Nevada has landed near the top of another list, ranking as the state with the second-most-friendly policy environment for small businesses, according to a recent report from an advocacy group.
The Small Business &Entrepreneurship Council annually ranks the 50 states based on policy measures and costs affecting small businesses. For the second year in a row, Nevada ranked No. 2.
South Dakota topped the list.
“Quite simply, the states are compared and ranked according to how state and local government policies impact costs and incentives for entrepreneurship and investment,” said Raymond Keating, author of the study and chief economist for the Vienna, Va.–based organization.
Keating said such risk-taking “is critical to economic growth, income growth and job creation.”
The rankings consider a variety of tax, regulatory and government spending measures. The 18th annual survey ranked South Dakota, Nevada, Texas, Wyoming and Florida in the top five, while the least-friendly policy environments can be found in Hawaii, New York, Vermont, New Jersey and California.

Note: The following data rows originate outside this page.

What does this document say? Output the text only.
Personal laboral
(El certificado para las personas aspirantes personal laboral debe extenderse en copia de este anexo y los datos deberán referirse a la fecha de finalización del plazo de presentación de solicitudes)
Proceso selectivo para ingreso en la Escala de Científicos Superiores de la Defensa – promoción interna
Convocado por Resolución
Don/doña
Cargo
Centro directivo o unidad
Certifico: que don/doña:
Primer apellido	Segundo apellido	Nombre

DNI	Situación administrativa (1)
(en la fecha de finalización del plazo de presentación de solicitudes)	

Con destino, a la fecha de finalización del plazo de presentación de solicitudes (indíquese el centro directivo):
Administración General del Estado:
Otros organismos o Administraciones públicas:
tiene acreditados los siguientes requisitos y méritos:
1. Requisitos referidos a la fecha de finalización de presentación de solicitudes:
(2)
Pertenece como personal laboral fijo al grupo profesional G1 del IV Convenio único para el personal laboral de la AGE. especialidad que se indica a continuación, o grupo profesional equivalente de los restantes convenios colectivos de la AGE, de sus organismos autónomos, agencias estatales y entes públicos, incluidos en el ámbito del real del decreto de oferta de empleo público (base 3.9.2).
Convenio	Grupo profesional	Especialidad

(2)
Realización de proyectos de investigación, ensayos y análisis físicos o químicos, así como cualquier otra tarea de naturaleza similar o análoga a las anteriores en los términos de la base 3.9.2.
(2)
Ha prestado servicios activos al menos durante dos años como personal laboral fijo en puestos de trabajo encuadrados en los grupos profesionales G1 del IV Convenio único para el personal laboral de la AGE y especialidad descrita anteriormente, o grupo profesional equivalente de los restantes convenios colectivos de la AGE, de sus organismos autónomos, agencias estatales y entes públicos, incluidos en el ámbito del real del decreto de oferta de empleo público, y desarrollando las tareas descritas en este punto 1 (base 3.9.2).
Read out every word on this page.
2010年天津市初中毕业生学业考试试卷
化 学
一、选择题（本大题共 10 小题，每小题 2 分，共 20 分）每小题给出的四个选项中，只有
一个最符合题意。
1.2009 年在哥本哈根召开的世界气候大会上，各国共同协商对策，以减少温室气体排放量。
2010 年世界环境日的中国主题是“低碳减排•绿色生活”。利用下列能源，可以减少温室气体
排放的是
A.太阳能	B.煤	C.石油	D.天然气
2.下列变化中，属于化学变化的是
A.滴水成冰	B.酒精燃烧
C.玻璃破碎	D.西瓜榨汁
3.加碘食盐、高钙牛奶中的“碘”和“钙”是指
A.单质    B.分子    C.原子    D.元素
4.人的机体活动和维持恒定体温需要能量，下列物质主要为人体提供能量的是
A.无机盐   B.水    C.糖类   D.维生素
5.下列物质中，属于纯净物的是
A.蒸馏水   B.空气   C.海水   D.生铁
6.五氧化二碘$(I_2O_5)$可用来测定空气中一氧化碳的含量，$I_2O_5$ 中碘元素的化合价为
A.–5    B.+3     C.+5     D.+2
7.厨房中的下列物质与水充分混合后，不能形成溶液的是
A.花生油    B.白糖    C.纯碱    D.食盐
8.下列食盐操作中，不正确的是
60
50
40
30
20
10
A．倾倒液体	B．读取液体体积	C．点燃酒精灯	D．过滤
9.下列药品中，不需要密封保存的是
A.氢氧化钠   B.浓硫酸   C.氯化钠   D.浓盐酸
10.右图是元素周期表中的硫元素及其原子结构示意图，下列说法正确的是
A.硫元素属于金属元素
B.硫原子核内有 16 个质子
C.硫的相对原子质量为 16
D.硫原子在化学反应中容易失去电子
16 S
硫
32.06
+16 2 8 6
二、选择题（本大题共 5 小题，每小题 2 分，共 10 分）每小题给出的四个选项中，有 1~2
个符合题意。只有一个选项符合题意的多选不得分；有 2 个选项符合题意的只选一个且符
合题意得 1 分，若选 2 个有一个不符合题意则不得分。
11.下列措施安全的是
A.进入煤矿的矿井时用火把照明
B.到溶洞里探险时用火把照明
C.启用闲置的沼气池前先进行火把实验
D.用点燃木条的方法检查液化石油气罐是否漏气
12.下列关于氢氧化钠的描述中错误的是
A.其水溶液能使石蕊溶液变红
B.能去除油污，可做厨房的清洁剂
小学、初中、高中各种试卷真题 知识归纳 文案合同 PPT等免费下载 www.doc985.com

Karen Kerrigan, SBE Council president and CEO, said Nevada and other top states are streamlining government and lifting burdens such as excessive taxation and regulation. Kerrigan said they are passing responsible budgets and living within their means.
“The worst-ranked states keep treating small businesses and entrepreneurs as piggy banks to fund higher spending and bankrupt programs,” Kerrigan said in a statement.
In October, Nevada landed at No. 3 on the Tax Foundation’s 2014 edition of the State Business Tax Climate Index. A list of the states with the best business climates on Forbes.com also ranked Nevada third.
But in a Forbes poll of Best Places to Do Business, Nevada ranked 46th, as the magazine cited the state’s gross domestic product growth rate of 1.5 percent and high unemployment.
In a summary of its 63-page report, the SBE Council highlighted eight states for policy changes that will improve their competitive nature.
Arizona, one of several competitors to Nevada, was recognized for a “phased-in reduction in corporate income and capital gains tax rates.” The corporate income tax rate will be cut 29.7 percent to 4.9 percent by 2017, while capital gain is eliminated on income derived from investments in small businesses with assets up to $10 million beginning next year.
Nevada has no corporate income or capital gains taxes. Nevada was tied for first when it came to capital gains tax rates, while it was tied with five states that don’t have corporate income taxes.
The Silver State ranked 21st at 2.896 percent when it comes to ranking state and local property taxes as a share of personal income. Nevada was 48th at 5.025 percent, when it came to state and local sales, gross receipts and excise taxes as a share of personal income.
The Small Business &Entrepreneurship Council is a nonprofit, nonpartisan advocacy and research group. The complete “Small Business Policy Index 2013” report can be found at www.sbecouncil.org.